The proposed salary cap will get most of the attention, but the salary floor is the part of MLB’s new economic plan that should worry low-spending teams most.
MLB owners have pitched a $171.2m salary floor for 2027, a $245.3m salary cap and a seven-year proposal running through 2033.
That number is not symbolic. Based on public payroll figures, 15 teams currently sit below that mark and would need to add a combined $875m to reach the minimum.
The salary floor changes the conversation
The cap will draw headlines because it puts a ceiling on spending for the biggest clubs. But the floor gives MLB a stronger talking point.
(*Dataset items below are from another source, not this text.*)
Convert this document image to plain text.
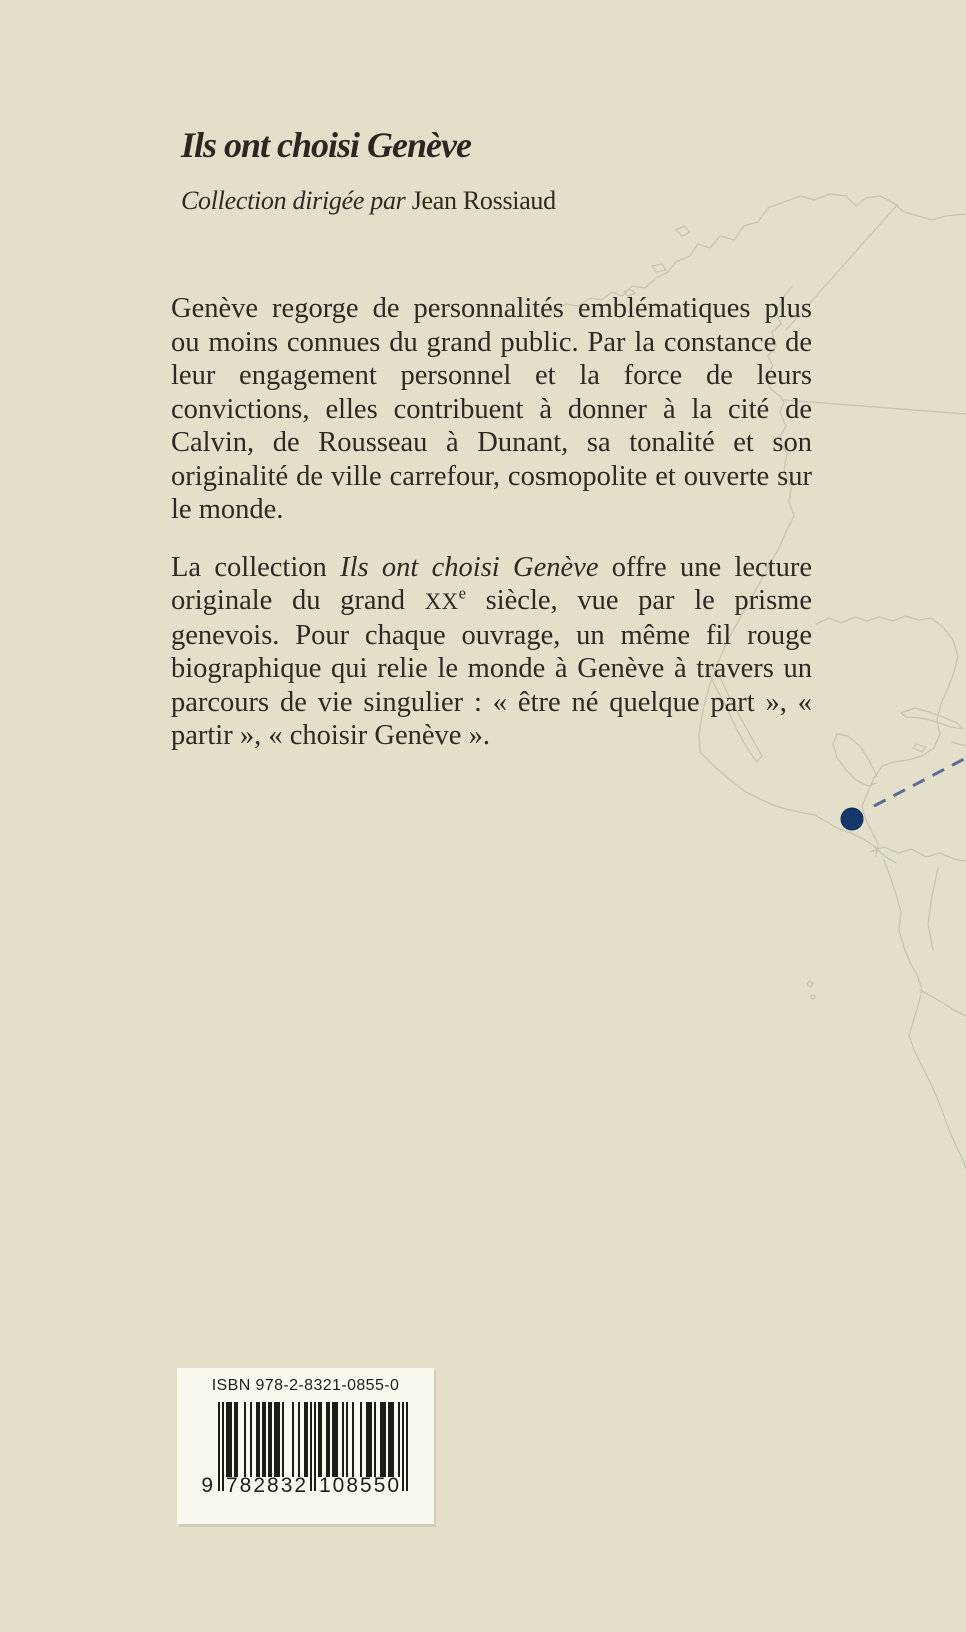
Ils ont choisi Genève

Collection dirigée par Jean Rossiaud

Genève regorge de personnalités emblématiques plus ou moins connues du grand public. Par la constance de leur engagement personnel et la force de leurs convictions, elles contribuent à donner à la cité de Calvin, de Rousseau à Dunant, sa tonalité et son originalité de ville carrefour, cosmopolite et ouverte sur le monde.

La collection Ils ont choisi Genève offre une lecture originale du grand XXe siècle, vue par le prisme genevois. Pour chaque ouvrage, un même fil rouge biographique qui relie le monde à Genève à travers un parcours de vie singulier : « être né quelque part », « partir », « choisir Genève ».

ISBN 978-2-8321-0855-0
9 782832 108550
This is not only about reining in the top spenders. It is also about whether teams at the bottom should be allowed to spend well below what is needed to compete.
- Orioles ($167m)
- Mariners ($162m)
- Royals ($146m)
- Reds ($132m)
- Brewers ($128m)
- Rockies ($117m)
- Twins ($105m)
- Pirates ($104m)
- Rays ($103m)
- Cardinals ($94m)
- Athletics ($94m)
- Nationals ($93m)
- White Sox ($90m)
- Guardians ($80m)
- Marlins ($78m)
The Marlins would need to add $93.2m, the Guardians $91.2m and the White Sox $81.2m. Those are not minor adjustments. They are major changes.
The official numbers still matter
MLB’s own numbers are different. The league says 12 teams would need to add a combined $617m, using Competitive Balance Tax payrolls that include benefits.
That distinction matters. Public payroll trackers paint a broader picture, but MLB’s proposal is based on its own accounting method.
It also highlights what is at stake. The owners are not just calling for a cap. They are pushing for a system that would require some teams to spend more.
This is the first owner salary-cap proposal since the 1994 to 1995 strike context, which is why the floor should not be treated as a minor detail.
If MLB wants fans to buy into the plan, forcing low-payroll teams to spend more could be one of the league’s strongest arguments.